What is the business model?
Enterprises are right to ask how a vendor makes money. A vendor's business model tells you whether its incentives are aligned with yours, and whether it will still be around - and still motivated to serve you - in ten years. With an open-source company, the question is sharper: if the software is free, where does the business come from, and is it sustainable?
This page answers that directly.
The two common open-source models - and why Frappe uses neither
Open-source companies typically earn in one of two ways:
- Open-core - the basic product is free, but the features that serious users need are locked behind a paywall. You start free and pay to unlock what you actually require.
- Services - the software is free to run yourself, and the company earns by selling support, guarantees, and priority assistance around it.
Both are legitimate. Frappe uses neither as its primary model. Frappe does not lock features behind paywalls, and it does not earn most of its revenue from services.
Frappe's model: hosting
Frappe earns primarily by hosting the software it builds, through Frappe Cloud.
The logic follows the customer's actual journey. Enterprises adopt Frappe's applications as an alternative to expensive, inflexible, licensed software - they want the flexibility and control. But they soon meet a reality that applies to all open-source software: the software may be free, but running it well is hard. A production system with real users and real data needs installation, safe upgrades, backups, monitoring, security patching, performance tuning, and scaling as usage grows.
Frappe Cloud exists to absorb all of that. It is managed infrastructure for Frappe applications, taking responsibility for hosting, backups, upgrades, monitoring, security, and uptime - bundled with first-party application support. It lets your team focus on using the software instead of operating it.

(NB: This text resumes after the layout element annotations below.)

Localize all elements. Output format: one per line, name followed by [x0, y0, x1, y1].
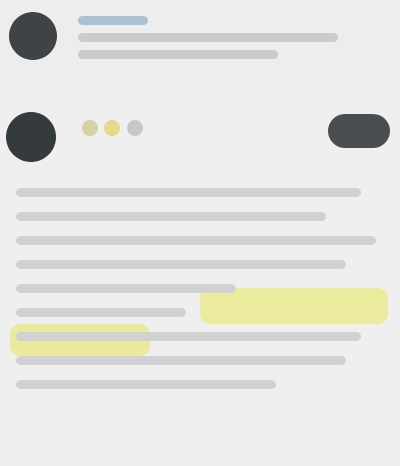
post-card [0, 102, 400, 466]
notification-line-2 [78, 50, 278, 59]
post-text-line [16, 212, 326, 221]
post-author-avatar[interactable] [6, 112, 56, 162]
badge-icon [82, 120, 98, 136]
notification-line-1 [78, 33, 338, 42]
post-text-line [16, 188, 361, 197]
notification-text [78, 16, 378, 67]
post-text-line [16, 284, 236, 293]
badge-icon [104, 120, 121, 136]
badge-icon [126, 120, 143, 136]
post-body [16, 188, 386, 404]
post-text-line [16, 260, 346, 269]
author-badges [82, 120, 145, 150]
post-text-line [16, 380, 276, 389]
notification-username[interactable] [78, 16, 148, 25]
post-text-line [16, 332, 361, 341]
post-text-line [16, 236, 376, 245]
follow-button[interactable] [328, 114, 390, 148]
post-text-line [16, 308, 186, 317]
notification-avatar[interactable] [9, 12, 57, 60]
post-text-line [16, 356, 346, 365]
feed [0, 0, 400, 466]
notification-row[interactable] [0, 0, 400, 86]
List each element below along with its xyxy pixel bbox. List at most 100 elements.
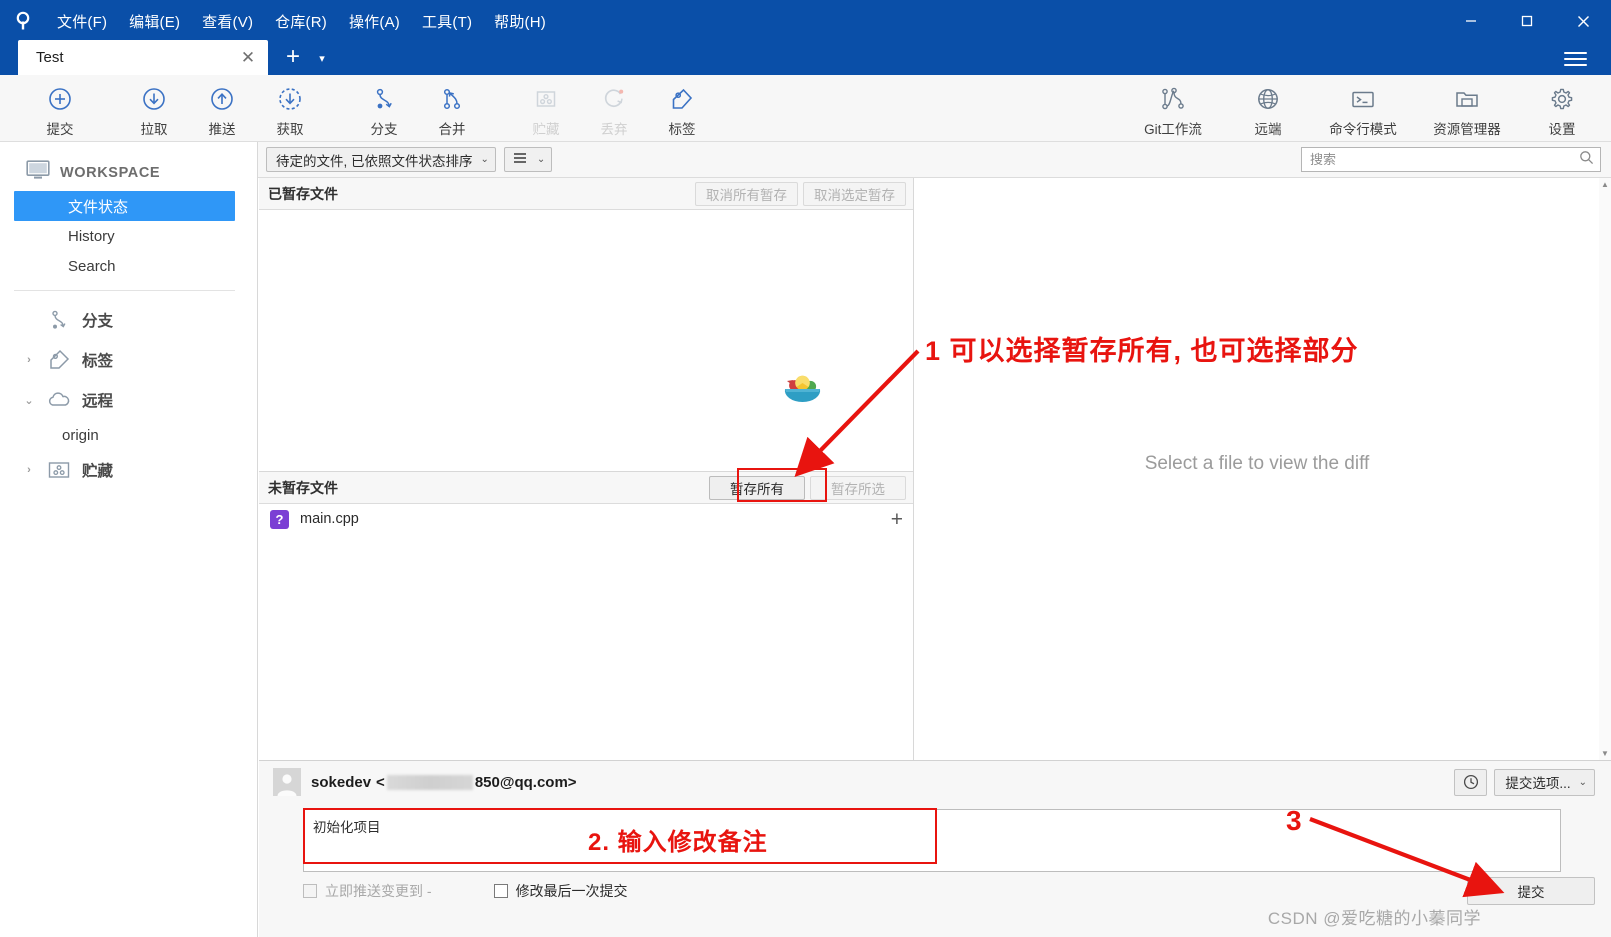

That is what customers pay Frappe for: compute, storage, and the support that comes included.
Watch this video to know more: How does Frappe make money?
Compute-based pricing, not per-user pricing
This is one of the most important commercial distinctions for any buyer, and it is where Frappe departs sharply from conventional SaaS.
Most business SaaS charges per user - every person who needs access is another seat on the bill, whether or not they use the system heavily or at all. Frappe does not do this. Frappe Cloud uses compute-based pricing: you pay for the resources your system actually consumes, not for how many people can log in.
The practical consequences:
- If your usage is modest, your bill stays modest - regardless of headcount.
- As usage grows, cost grows gradually and predictably, rather than stepping up with every new employee.
- For organisations with many occasional or light users, this often produces dramatically lower long-term costs than per-user licensing.
The strategic point underneath the pricing: Frappe does not make money by forcing you to buy more licences. It makes money when your usage genuinely grows. That aligns the vendor's incentive with your success rather than with seat expansion - a meaningful difference when you are signing up for a system you expect to run for years.
Current Frappe Cloud plans and pricing are detailed at frappe.io/cloud/pricing and in Pricing and total cost of ownership.
Watch this video to know more: What is Frappe's pricing methodology?
Where Frappe's revenue comes from
For transparency, this is the approximate shape of Frappe's revenue at the time of writing. These figures are directional and will shift over time, but they show clearly where the business sits:
| Source | Approximate contribution |
|---|---|
| Frappe Cloud (hosting) | ~80% |
| Enterprise services (priority support) | 8–10% |
| Partnership fees | 3–5% |
| Frappe School (training and certification) | 2–3% |
| Other | <1% |
The takeaway for a buyer: the overwhelming majority of Frappe's revenue comes from hosting customers who choose to stay - a recurring, usage-aligned base, not one-time licence sales or locked-in contracts.
Who pays Frappe
Frappe Cloud serves three broad types of customer, which is useful context for understanding the ecosystem you would be joining:
- Partners and consultants rent dedicated or shared servers to host their customers' systems, and pay Frappe for the compute. Frappe grows as they grow.
- Businesses - SMBs and enterprises want modern ERP and business software without licensing costs. SMBs pay for hosting; enterprises pay for hosting plus priority services.
- Developers and product companies build their own applications on the Frappe Framework and host them on Frappe Cloud - earning from their apps while paying Frappe for the hosting.
Different needs, one common foundation: reliable, well-designed open-source software, operated well.
Why the model is sustainable - and aligned with you
It is worth stating the conclusion plainly, because it answers the vendor-risk question directly. Frappe does not earn in spite of being open source; it earns because it is open source - by taking responsibility for everything that comes after the code ships. The model is recurring rather than transactional, aligned with customer usage rather than seat count, and diversified across hosting, services, partners, and training. For anyone weighing long-term vendor stability, that is a healthier foundation than a licence-renewal business built on lock-in.